The latest installment in the joint series examining the aging of the baby boomers and the impact that this so-called silver tsunami is having on society.

WASHINGTON (AP) - Jerry Wiseman notices it's harder to turn and check his car's blind spots at age 69 than it was at 50. So the Illinois man and his wife took a refresher driving course, hunting tips to stay safe behind the wheel for many more years - a good idea considering their state has arguably the nation's toughest older-driver laws.

More older drivers are on the road than ever before, and an Associated Press review found they face a hodgepodge of state licensing rules that reflect scientific uncertainty and public angst over a growing question: How can we tell if it's time to give up the keys?

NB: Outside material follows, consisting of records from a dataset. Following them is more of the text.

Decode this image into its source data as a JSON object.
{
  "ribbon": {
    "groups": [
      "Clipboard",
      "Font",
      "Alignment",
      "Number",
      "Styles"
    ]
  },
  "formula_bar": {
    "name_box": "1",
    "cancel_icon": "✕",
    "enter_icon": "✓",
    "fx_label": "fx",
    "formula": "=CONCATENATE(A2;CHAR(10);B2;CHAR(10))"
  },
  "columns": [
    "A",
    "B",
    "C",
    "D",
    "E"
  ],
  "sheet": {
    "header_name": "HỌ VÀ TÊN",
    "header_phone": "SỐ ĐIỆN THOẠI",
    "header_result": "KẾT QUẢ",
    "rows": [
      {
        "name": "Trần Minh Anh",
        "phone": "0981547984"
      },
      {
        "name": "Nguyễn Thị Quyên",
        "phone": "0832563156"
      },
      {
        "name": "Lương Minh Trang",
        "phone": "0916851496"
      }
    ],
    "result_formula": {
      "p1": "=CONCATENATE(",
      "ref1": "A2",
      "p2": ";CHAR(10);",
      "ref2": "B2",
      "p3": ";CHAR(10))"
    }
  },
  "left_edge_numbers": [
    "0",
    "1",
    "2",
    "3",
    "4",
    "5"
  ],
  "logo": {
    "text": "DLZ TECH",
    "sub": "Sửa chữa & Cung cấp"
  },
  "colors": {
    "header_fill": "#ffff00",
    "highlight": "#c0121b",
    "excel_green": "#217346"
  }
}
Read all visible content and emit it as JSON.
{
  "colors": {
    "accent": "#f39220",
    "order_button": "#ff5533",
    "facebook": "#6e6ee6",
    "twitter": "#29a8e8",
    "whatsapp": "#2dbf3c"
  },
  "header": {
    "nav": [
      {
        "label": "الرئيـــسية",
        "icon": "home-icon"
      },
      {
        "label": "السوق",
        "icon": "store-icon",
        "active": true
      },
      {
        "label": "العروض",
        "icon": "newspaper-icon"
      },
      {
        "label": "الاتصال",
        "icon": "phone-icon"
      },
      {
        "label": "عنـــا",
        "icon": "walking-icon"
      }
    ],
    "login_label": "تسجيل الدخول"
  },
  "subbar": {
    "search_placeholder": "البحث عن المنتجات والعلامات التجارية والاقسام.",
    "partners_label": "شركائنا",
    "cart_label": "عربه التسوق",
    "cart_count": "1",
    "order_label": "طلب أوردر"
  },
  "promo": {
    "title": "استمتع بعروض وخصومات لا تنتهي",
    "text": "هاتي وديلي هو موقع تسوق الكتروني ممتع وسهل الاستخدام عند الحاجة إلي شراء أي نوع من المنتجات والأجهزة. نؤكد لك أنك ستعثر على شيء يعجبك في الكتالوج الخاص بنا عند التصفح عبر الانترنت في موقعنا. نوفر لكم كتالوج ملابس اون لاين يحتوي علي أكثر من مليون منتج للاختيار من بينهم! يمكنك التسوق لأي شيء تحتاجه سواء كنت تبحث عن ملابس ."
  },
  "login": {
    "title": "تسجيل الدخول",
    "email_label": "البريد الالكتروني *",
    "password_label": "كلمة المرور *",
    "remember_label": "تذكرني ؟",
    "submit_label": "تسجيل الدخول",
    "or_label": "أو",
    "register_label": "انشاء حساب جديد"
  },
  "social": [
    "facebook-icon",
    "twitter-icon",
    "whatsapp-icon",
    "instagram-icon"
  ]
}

Thirty states plus the District of Columbia have some sort of older-age requirement for driver's licenses, ranging from more vision testing to making seniors renew their licenses more frequently than younger people. At what age? That's literally all over the map. Maryland starts eye exams at 40. Shorter license renewals kick in anywhere from age 59 in Georgia to 85 in Texas.

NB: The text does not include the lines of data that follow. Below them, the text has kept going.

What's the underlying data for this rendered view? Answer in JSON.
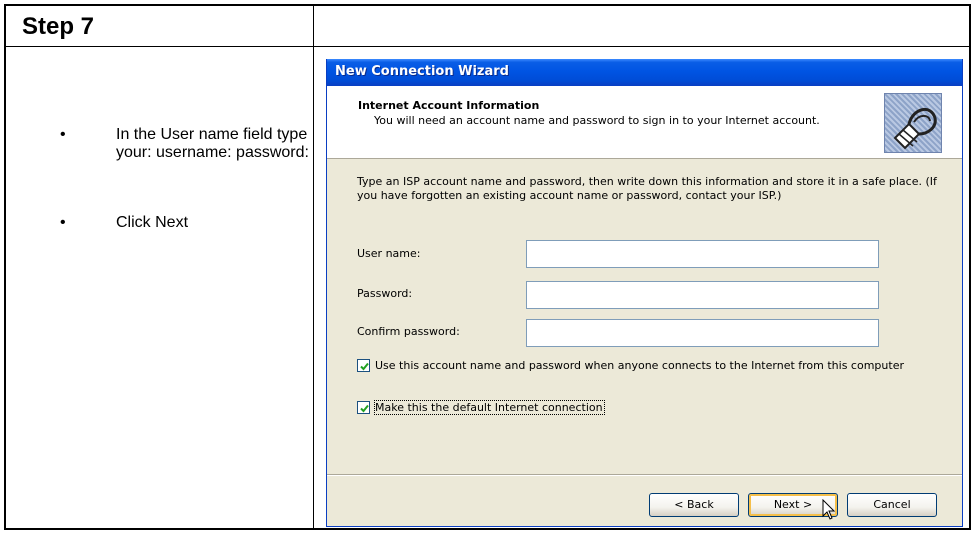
{
  "document": {
    "step_title": "Step 7",
    "instructions": [
      {
        "bullet": "•",
        "text": "In the User name field type your: username: password:"
      },
      {
        "bullet": "•",
        "text": "Click Next"
      }
    ]
  },
  "wizard": {
    "window_title": "New Connection Wizard",
    "header_title": "Internet Account Information",
    "header_subtitle": "You will need an account name and password to sign in to your Internet account.",
    "header_icon": "wizard-connection-icon",
    "intro_text": "Type an ISP account name and password, then write down this information and store it in a safe place. (If you have forgotten an existing account name or password, contact your ISP.)",
    "fields": {
      "user_name_label": "User name:",
      "user_name_value": "",
      "password_label": "Password:",
      "password_value": "",
      "confirm_password_label": "Confirm password:",
      "confirm_password_value": ""
    },
    "checkboxes": {
      "use_account_label": "Use this account  name and password when anyone connects to the Internet from this computer",
      "use_account_checked": true,
      "default_connection_label": "Make this the default Internet connection",
      "default_connection_checked": true
    },
    "buttons": {
      "back_label": "< Back",
      "next_label": "Next >",
      "cancel_label": "Cancel"
    },
    "colors": {
      "titlebar": "#0054e3",
      "dialog_face": "#ece9d8",
      "default_button_focus": "#f5bf4a"
    }
  }
}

The issue attracted new attention when a 100-year-old driver backed over a group of schoolchildren in Los Angeles late last month. That's a rarity, but with an imminent surge in senior drivers, the federal government is proposing that all states take steps to address what the National Highway Traffic Safety Administration calls "the real and growing problem of older driver safety."

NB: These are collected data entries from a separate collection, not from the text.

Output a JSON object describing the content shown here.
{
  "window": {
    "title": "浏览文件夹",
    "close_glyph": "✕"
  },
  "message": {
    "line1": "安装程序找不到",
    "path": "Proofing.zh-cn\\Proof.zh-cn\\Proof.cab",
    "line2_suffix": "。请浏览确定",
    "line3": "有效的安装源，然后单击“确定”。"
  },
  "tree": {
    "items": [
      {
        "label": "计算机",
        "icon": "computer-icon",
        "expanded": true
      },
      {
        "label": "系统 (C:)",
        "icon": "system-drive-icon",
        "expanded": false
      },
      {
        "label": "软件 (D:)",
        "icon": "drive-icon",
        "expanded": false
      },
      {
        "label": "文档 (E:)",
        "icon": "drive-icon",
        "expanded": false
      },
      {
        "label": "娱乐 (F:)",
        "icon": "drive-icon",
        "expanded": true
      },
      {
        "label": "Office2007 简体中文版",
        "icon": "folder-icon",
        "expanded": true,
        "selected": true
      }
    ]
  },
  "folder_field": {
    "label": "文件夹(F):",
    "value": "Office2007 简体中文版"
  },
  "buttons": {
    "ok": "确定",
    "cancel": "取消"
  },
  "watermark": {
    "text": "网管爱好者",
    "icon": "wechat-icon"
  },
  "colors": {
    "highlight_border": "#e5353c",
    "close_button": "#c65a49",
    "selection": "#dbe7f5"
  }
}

Here's the conundrum: "Birthdays don't kill. Health conditions do," said Joseph Coughlin, head of the Massachusetts Institute of Technology's AgeLab, which develops technologies to help older people stay active.

Healthy older drivers aren't necessarily less safe than younger ones, Coughlin points out. But many older people have health issues that can impair driving, from arthritis to dementia, from slower reflexes to the use of multiple medications. There's no easy screening tool that licensing authorities can use to spot people with subtle health risks. So some states use birthdays as a proxy for more scrutiny instead.

Senior driving is a more complicated issue than headline-grabbing tragedies might suggest. Older drivers don't crash as often as younger ones. But they also drive less. About 60 percent of seniors voluntarily cut back, avoiding nighttime driving or interstates or bad weather, said David Eby of the University of Michigan's Center for Advancing Safe Transportation throughout the Lifespan.

Measure by miles driven, however, and the crash rate of older drivers begins to climb in the 70s, with a sharper jump at age 80, according to the Insurance Institute for Highway Safety. Only teens and 20-somethings do worse.

That rising risk reflects the challenge for families as they try to help older loved ones stay safe but still get around for as long as possible, which itself is important for health.

The good news: Fatal crashes involving seniors have dropped over the past decade, perhaps because cars and roads are safer or they're staying a bit healthier, said the Insurance Institute's Anne McCartt. Yet the oldest drivers, those 85 and up, still have the highest rate of deadly crashes per mile, even more than teens. And more often than not, they're the victims, largely because they're too frail to survive their injuries.

And seniors are about to transform the nation's roadways. Today, nearly 34 million drivers are 65 or older. By 2030, federal estimates show there will be about 57 million - making up about a quarter of all licensed drivers. The baby boomers in particular are expected to hang onto their licenses longer, and drive more miles, than previous generations.

Specialists say more seniors need to be planning ahead like Jerry Wiseman and his wife Sandy.

"Absolutely we want to be as good drivers as we can possibly be for as long as we can," said Wiseman, of Schaumburg, Ill.

At an AARP course, Wiseman learned exercises to improve his flexibility for checking those blind spots. He takes extra care with left-hand turns, which become riskier as the ability to judge speed and distance wanes with age. He knows to watch for other changes.

"We'll be ready when it's time for one of us to stop," he said.